Case in point, Wednesday night against the Chicago Cubs. In a 1-1 game, Albies tripled into the right-center field gap. About the only thing more exciting than watching Albies go first-to-third is watching him hit a triple.
Acuna followed with a rip past third base. Moments later, Acuna went first-to-third on Freddie Freeman’s dink of a double into left field. The Cubs were playing a defensive shift because apparently their metrics geniuses were so busy studying numbers that they overlooked the fact that Freeman is the best hitter in baseball against the shift. The throw to third allowed Freeman to advance to second.
Little things turn into big things. Acuna and Freeman both scored on walks. Suddenly, it was 4-1, Braves.
The Braves have had 11 players 25 years old or younger on their roster this season. That includes four of the five youngest in the big leagues — Acuna, Soroka, Luiz Gohara (all 20) and Albies (21).
Newcomb is still just 24 (he turns 25 next month) and had three consecutive scoreless starts going into Saturday night’s game against Miami. Now Gohara has started pitching well after a disappointing spring training.
At least three more kids could be on the roster by summer: third baseman Austin Riley and pitchers Kolby Allard and Kyle Wright.
Two others who aren’t exactly kids but are young in their careers are pitchers Shane Carle (26) and Dan Winkler (28), who have bailed out a previously shakey bullpen. This time last year, Carle had pitched one inning in the big leagues with Colorado and Winkler had pitched in five games due to Tommy John surgery and then a fractured elbow.
Carle and Winkler have combined for 43⅓ innings and allowed only four earned runs between them. They have been the Braves’ two most reliable relievers.
Even the senior statesmen are fun to watch.
Start with the catching tandem of Tyler Flowers and Kurt Suzuki. Neither is bound for Cooperstown at the end of their careers. Neither is likely to make the National League All-Star team. But they just produce, day after day, whether it’s coming up with big hits or working with the young pitchers.
Then there’s Nick Markakis. Here’s a guy who had to labor through two rebuilding jobs, first in Baltimore, then in Atlanta. He played through three years of a neck injury -- the first two before surgery, the third one during rehab. During that time, he played in 471 of 486 games and kept producing.
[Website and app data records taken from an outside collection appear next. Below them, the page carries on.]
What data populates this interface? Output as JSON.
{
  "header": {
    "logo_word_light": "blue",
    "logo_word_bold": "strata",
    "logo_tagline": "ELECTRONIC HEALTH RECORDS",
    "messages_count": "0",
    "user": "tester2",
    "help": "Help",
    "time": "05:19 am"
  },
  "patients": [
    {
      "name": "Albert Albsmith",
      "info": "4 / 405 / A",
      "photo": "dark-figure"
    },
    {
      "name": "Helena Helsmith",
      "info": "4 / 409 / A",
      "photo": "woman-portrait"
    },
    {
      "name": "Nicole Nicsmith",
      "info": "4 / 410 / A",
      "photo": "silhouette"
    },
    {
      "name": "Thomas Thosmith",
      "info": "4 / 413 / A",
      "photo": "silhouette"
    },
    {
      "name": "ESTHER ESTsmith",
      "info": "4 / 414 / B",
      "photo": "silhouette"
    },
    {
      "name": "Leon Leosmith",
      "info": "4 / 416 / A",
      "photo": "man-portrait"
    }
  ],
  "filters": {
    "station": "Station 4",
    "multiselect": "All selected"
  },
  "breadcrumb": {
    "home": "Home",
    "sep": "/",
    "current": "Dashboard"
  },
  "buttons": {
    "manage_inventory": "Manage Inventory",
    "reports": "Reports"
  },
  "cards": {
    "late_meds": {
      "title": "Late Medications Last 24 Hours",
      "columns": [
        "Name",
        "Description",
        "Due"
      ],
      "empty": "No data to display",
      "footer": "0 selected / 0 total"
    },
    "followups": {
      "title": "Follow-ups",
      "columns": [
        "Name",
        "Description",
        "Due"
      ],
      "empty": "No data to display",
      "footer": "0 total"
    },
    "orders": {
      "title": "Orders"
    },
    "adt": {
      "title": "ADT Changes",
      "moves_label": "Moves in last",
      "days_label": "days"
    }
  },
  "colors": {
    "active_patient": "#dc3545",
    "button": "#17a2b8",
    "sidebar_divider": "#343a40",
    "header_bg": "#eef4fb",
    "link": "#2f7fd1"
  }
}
Now, at age 34 and in the final year of his contract, Markakis is having his best season yet. His .944 on-base plus slugging percentage ranks third among all right fielders in baseball, behind only Mookie Betts and Aaron Judge. His defense is underrated. He’s never made an All-Star team, but it would be a crime if he doesn’t make it this year.
There may not be a more underappreciated player in all of baseball than Markakis.
How well this team will hold up over the summer remains to be seen. The starting pitchers need to go deeper into games to take pressure off the overworked bullpen. But that’s hard to do when they have high pitch counts and a management philosophy -- talking front office here, not manager Brian Snitker — of treating grown men like Little Leaguers. Their starters rank fifth in baseball in earned run average (3.41) but 21st in innings pitched (232).
But even if a market correction occurs and the Washington Nationals take over first place in the NL East, one thing seems certain. These Braves will be fun to watch until the very end.